On a lark (and because I’m too tired to leave the couch and do laundry or cook something) I googled testicular cancer.  Nowhere did I find a baby blue awareness campaign.  I found information. Period.  Signs, symptoms, risk factors, and how-to-do-self-exams, with absolutely, positively nothing cute, cheery, dismissive, or sexual, even when discussion turns to palpating the testicles! No "squeeze the sac!" or "knead the nuts!" or "balls are beautiful!" Can you imagine?  Testicular cancer, like all cancers, is serious. Regarding gynecologic cancers, when I googled gynecologic cancer awareness month I found, again, information.  There is a Foundation for Women’s Cancer that does promote awareness and raise funds with a bracelet and September is the month for awareness events, which have included a race.  Mostly the site had links to research, support, and information.  No mention of “protect the pussy!” or “save the baby holder!” or any other such nonsense I could sit here and brainstorm.

And yet, somehow breast cancer marketing (why is there marketing around cancer anyway, a dreaded and miserable disease?) has created a money-making machine selling stuff and feel-good events over reality and the research funding to actually search for a cure.  The latest in the constant spate of such “campaigns” is the Young Survival Coalition’s partnership with Spencer’s (a department store, I think?) to “promote” “awareness” and “raise funds for those we serve.”  Just wow.  Here is a response from Beth, who was in my advocacy training group and can say anything better than just about anyone. 
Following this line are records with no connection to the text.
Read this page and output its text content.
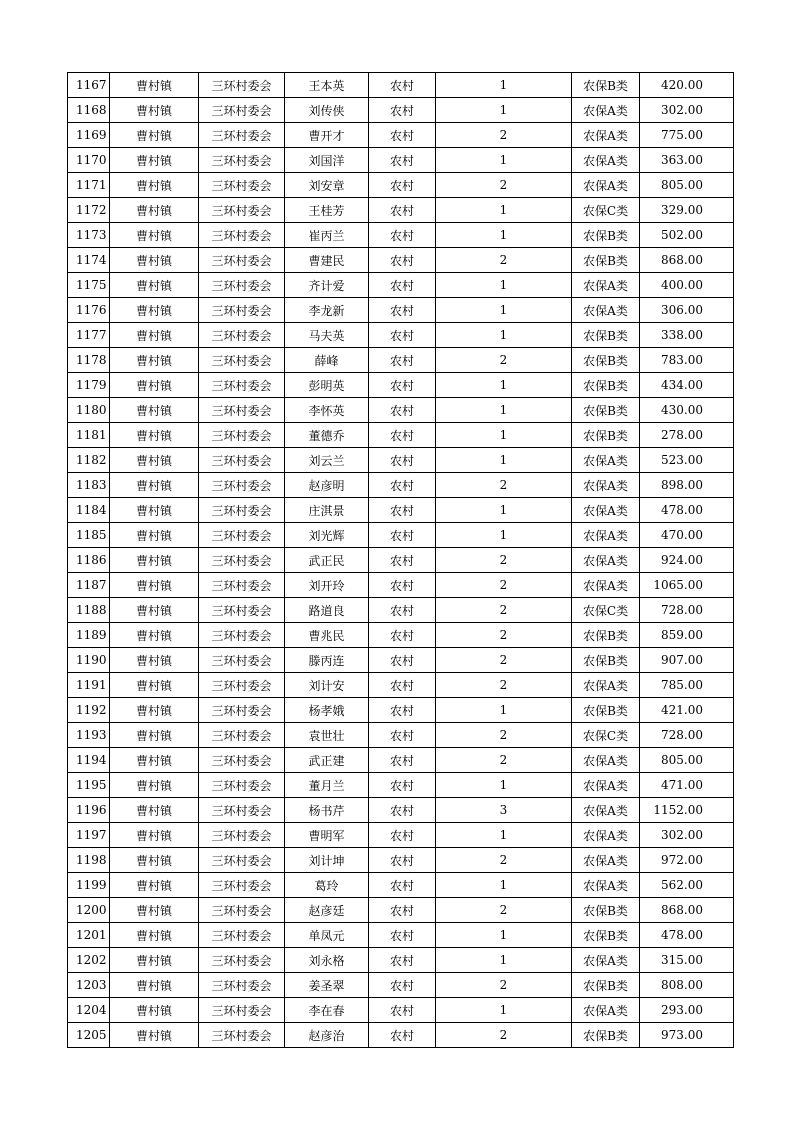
1167	曹村镇	三环村委会	王本英	农村	1	农保B类	420.00
1168	曹村镇	三环村委会	刘传侠	农村	1	农保A类	302.00
1169	曹村镇	三环村委会	曹开才	农村	2	农保A类	775.00
1170	曹村镇	三环村委会	刘国洋	农村	1	农保A类	363.00
1171	曹村镇	三环村委会	刘安章	农村	2	农保A类	805.00
1172	曹村镇	三环村委会	王桂芳	农村	1	农保C类	329.00
1173	曹村镇	三环村委会	崔丙兰	农村	1	农保B类	502.00
1174	曹村镇	三环村委会	曹建民	农村	2	农保B类	868.00
1175	曹村镇	三环村委会	齐计爱	农村	1	农保A类	400.00
1176	曹村镇	三环村委会	李龙新	农村	1	农保A类	306.00
1177	曹村镇	三环村委会	马夫英	农村	1	农保B类	338.00
1178	曹村镇	三环村委会	薛峰	农村	2	农保B类	783.00
1179	曹村镇	三环村委会	彭明英	农村	1	农保B类	434.00
1180	曹村镇	三环村委会	李怀英	农村	1	农保B类	430.00
1181	曹村镇	三环村委会	董德乔	农村	1	农保B类	278.00
1182	曹村镇	三环村委会	刘云兰	农村	1	农保A类	523.00
1183	曹村镇	三环村委会	赵彦明	农村	2	农保A类	898.00
1184	曹村镇	三环村委会	庄淇景	农村	1	农保A类	478.00
1185	曹村镇	三环村委会	刘光辉	农村	1	农保A类	470.00
1186	曹村镇	三环村委会	武正民	农村	2	农保A类	924.00
1187	曹村镇	三环村委会	刘开玲	农村	2	农保A类	1065.00
1188	曹村镇	三环村委会	路道良	农村	2	农保C类	728.00
1189	曹村镇	三环村委会	曹兆民	农村	2	农保B类	859.00
1190	曹村镇	三环村委会	滕丙连	农村	2	农保B类	907.00
1191	曹村镇	三环村委会	刘计安	农村	2	农保A类	785.00
1192	曹村镇	三环村委会	杨孝娥	农村	1	农保B类	421.00
1193	曹村镇	三环村委会	袁世壮	农村	2	农保C类	728.00
1194	曹村镇	三环村委会	武正建	农村	2	农保A类	805.00
1195	曹村镇	三环村委会	董月兰	农村	1	农保A类	471.00
1196	曹村镇	三环村委会	杨书芹	农村	3	农保A类	1152.00
1197	曹村镇	三环村委会	曹明军	农村	1	农保A类	302.00
1198	曹村镇	三环村委会	刘计坤	农村	2	农保A类	972.00
1199	曹村镇	三环村委会	葛玲	农村	1	农保A类	562.00
1200	曹村镇	三环村委会	赵彦廷	农村	2	农保B类	868.00
1201	曹村镇	三环村委会	单凤元	农村	1	农保B类	478.00
1202	曹村镇	三环村委会	刘永格	农村	1	农保A类	315.00
1203	曹村镇	三环村委会	姜圣翠	农村	2	农保B类	808.00
1204	曹村镇	三环村委会	李在春	农村	1	农保A类	293.00
1205	曹村镇	三环村委会	赵彦治	农村	2	农保B类	973.00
So why did this happen with breast cancer, a scourge and killer of women and men, at the world-wide annual rate of half a million or so?  Breast cancer is not “an easy cancer,” it is brutal.  My own experience has been one of loss after loss after loss.  Loss of confidence in my body.  Loss of cognitive function, loss of activities I loved, loss of the ability to work, loss of most of any sense of who I am anymore aside from a cancer patient, and yes, loss of my breasts, which involved a lot more pain and loss of mobility than anyone ever really tells you.  I could go on.  And, most importantly, loss of my life, which will happen much younger than I had hoped.  I know many others facing all of these losses and more.  While I hope I’ll be around to see my daughter graduate college, I know women hoping to see theirs start kindergarten.  These are not the milestones for which we planned and hoped. 

According to the World Health Organization about half a million people die annually of metastatic breast cancer.  In the U.S. the number has hovered in the 40,000 range for the last twenty years.  That is 108-110 people every single day. Though survival rates are climbing so is the number of diagnoses. The number of deaths has just stayed the same.  40,000 is the approximate number of deaths at the height of the AIDS crisis in the U.S. We’ve learned a lot from ACTUP about what it takes to change policies, at all levels of government and the private sector, on scientific research funding.  It just kills me though, that this job is in our hands to do.  We are struggling through treatments and their not-so-pink side effects and cancer and all that goes with it.  And yet, a bunch of metastatic patients/activists will be in Washington, DC on October 13 (Metastatic Breast Cancer Awareness Day), dying in at the Capitol to demand funding go to actual research for an actual cure.  All over the country there will be smaller die-ins in smaller communites in support of the intrepid DC crew and in the hope of transforming the whole awareness paradigm community by community.  Here in Astoria feel free to support our die-in with your presence, support, social media shares, and donations to a group like Metavivor that actually awards 100% of its money to metastatic breast cancer research grants. 

The utter nonsense that is pastel colors and ribbons and tatas and boobies and “you’ll get a great boob job out of it” and huge-augmented-breasts-on-the internet-holding-soda-cans-between-them-in-the-name-of…-awareness? Has Just Got To Stop. Really.  Can we just be done with it all and get serious and actually, really work for a cure?